Я и вправду чувствовал себя немного неловко, протягивая свою бумагу комиссару полиции Кретея.
— Господин комиссар, вот что я получил сегодня по почте.
Он принялся читать анонимное письмо так внимательно, как будто никогда о нем не слышал.
— Ого! Новости не заставили себя ждать,— сказал он.— Вам действительно угрожают убийством, и к тому же намекают на серную кислоту. Может у вас есть какие-то соображения о происхождении этой анонимной записки?
Должен ли был я и дальше продолжать комедию? И как только комиссару удавалось сохранять серьезность? Предупредил ли его Пьер Бертрикс, или хитрый замысел включал еще одну, неизвестную мне часть плана? Все это казалось мне по-детски легкомысленным.
— Я подумал, что это глупая шутка,— сказал я.
— На шутку это, поверьте, совсем не похоже.
Я заметил, что дверь в комнату секретаря была приоткрыта.
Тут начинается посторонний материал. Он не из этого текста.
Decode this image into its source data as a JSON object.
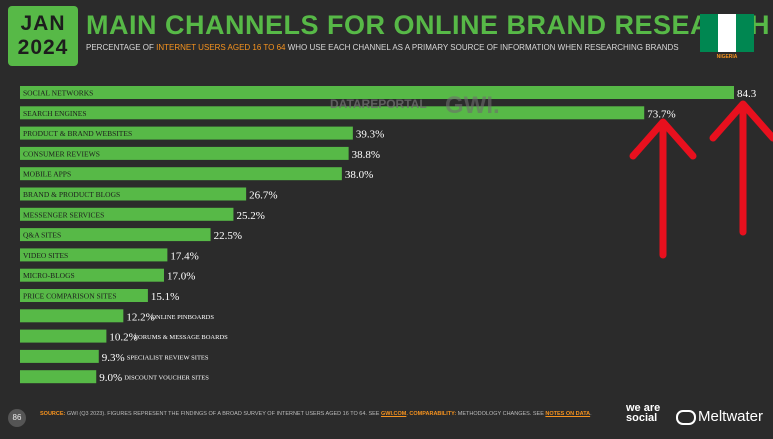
{
  "header": {
    "month": "JAN",
    "year": "2024",
    "title": "MAIN CHANNELS FOR ONLINE BRAND RESEARCH",
    "subtitle_pre": "PERCENTAGE OF ",
    "subtitle_highlight": "INTERNET USERS AGED 16 TO 64",
    "subtitle_post": " WHO USE EACH CHANNEL AS A PRIMARY SOURCE OF INFORMATION WHEN RESEARCHING BRANDS",
    "country": "NIGERIA"
  },
  "watermark": {
    "left": "DATAREPORTAL",
    "right": "GWI."
  },
  "footer": {
    "page_number": "86",
    "source_label": "SOURCE:",
    "source_text": " GWI (Q3 2023). FIGURES REPRESENT THE FINDINGS OF A BROAD SURVEY OF INTERNET USERS AGED 16 TO 64. SEE ",
    "source_link": "GWI.COM",
    "comparability_label": ". COMPARABILITY:",
    "comparability_text": " METHODOLOGY CHANGES. SEE ",
    "notes_link": "NOTES ON DATA",
    "end": ".",
    "brand1": "we are social",
    "brand2": "Meltwater"
  },
  "colors": {
    "accent": "#57b947",
    "highlight": "#f7931e",
    "background": "#2b2b2b",
    "annotation": "#e8101e"
  },
  "chart_data": {
    "type": "bar",
    "orientation": "horizontal",
    "categories": [
      "SOCIAL NETWORKS",
      "SEARCH ENGINES",
      "PRODUCT & BRAND WEBSITES",
      "CONSUMER REVIEWS",
      "MOBILE APPS",
      "BRAND & PRODUCT BLOGS",
      "MESSENGER SERVICES",
      "Q&A SITES",
      "VIDEO SITES",
      "MICRO-BLOGS",
      "PRICE COMPARISON SITES",
      "ONLINE PINBOARDS",
      "FORUMS & MESSAGE BOARDS",
      "SPECIALIST REVIEW SITES",
      "DISCOUNT VOUCHER SITES"
    ],
    "values": [
      84.3,
      73.7,
      39.3,
      38.8,
      38.0,
      26.7,
      25.2,
      22.5,
      17.4,
      17.0,
      15.1,
      12.2,
      10.2,
      9.3,
      9.0
    ],
    "value_labels": [
      "84.3",
      "73.7%",
      "39.3%",
      "38.8%",
      "38.0%",
      "26.7%",
      "25.2%",
      "22.5%",
      "17.4%",
      "17.0%",
      "15.1%",
      "12.2%",
      "10.2%",
      "9.3%",
      "9.0%"
    ],
    "xlim": [
      0,
      84.3
    ],
    "annotations": [
      "red upward arrow under 73.7%",
      "red upward arrow under 84.3"
    ]
  }
}
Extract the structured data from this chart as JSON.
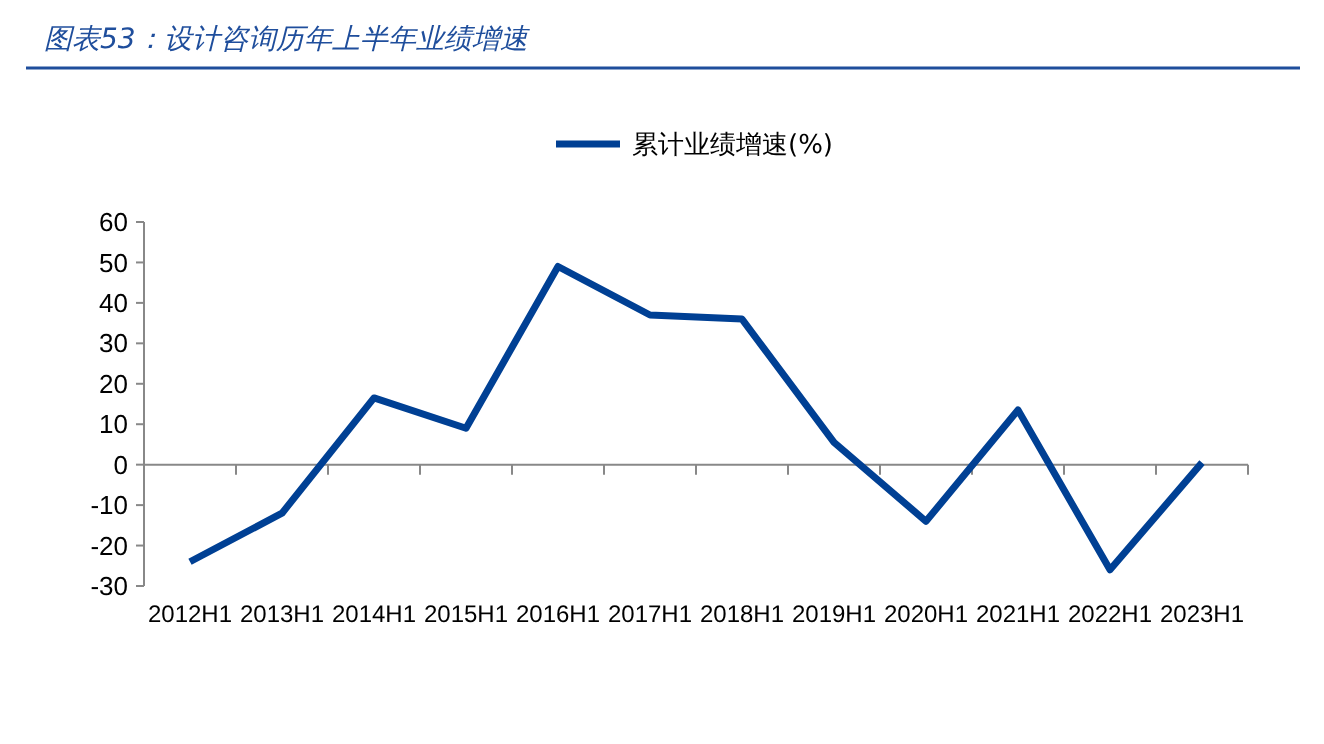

Комиссар говорил громко и четко. Я начинал понимать. Итак, нужно вступать в игру.
— Господин комиссар, вы, как специалист, лучше меня знаете, как следует к этому относиться. Именно поэтому я решил немедленно предупредить вас. Я буду действовать согласно вашим указаниям.
Комиссар помолчал минуту будто в раздумье, не отводя глаз от листа бумаги на столе.
— Я подумаю. Вы заняты по работе во второй половине дня? Я не хотел бы, чтобы активное возобновление этого дела причинило вам какие-то неудобства.
— Утро я проведу в редакции,— ответил я,— а после обеда могу освободиться.
— Хорошо, если сможете будьте тут около трех.
— Договорились, господин комиссар.
Я считал, что лучше немедленно предупредить Комба. Я знал: если «активное возобновление» наберет обороты, он не простит мне того, что я вовремя не ввел его в курс дела. Комб слушал историю с анонимным письмом, уставившись на меня своими маленькими крокодильими глазками.
— Что вы собираетесь делать, мой дорогой Норрей? Вы переедете?
Я сказал, что об этом не может быть и речи. Я жду указаний полиции.
— Браво! Вы не знаете, подняли уже по тревоге уголовную полицию? Что-то сообщали в прессу?
— Не думаю. Я понял, что полиция намерена пока давать в газеты как можно меньше информации...
Комб поднялся, величественно раздавив у себя на лацкане кучку сигарного пепла.
— Мой дорогой Норрей, вы не дурак. Вы знаете, чем обязаны газете, и вы знаете также, как высоко я вас ценю. У вас в руках уникальная возможность...
Описав полукруг, он приблизился к моему креслу и склонился надо мной, слегка обсыпав пеплом.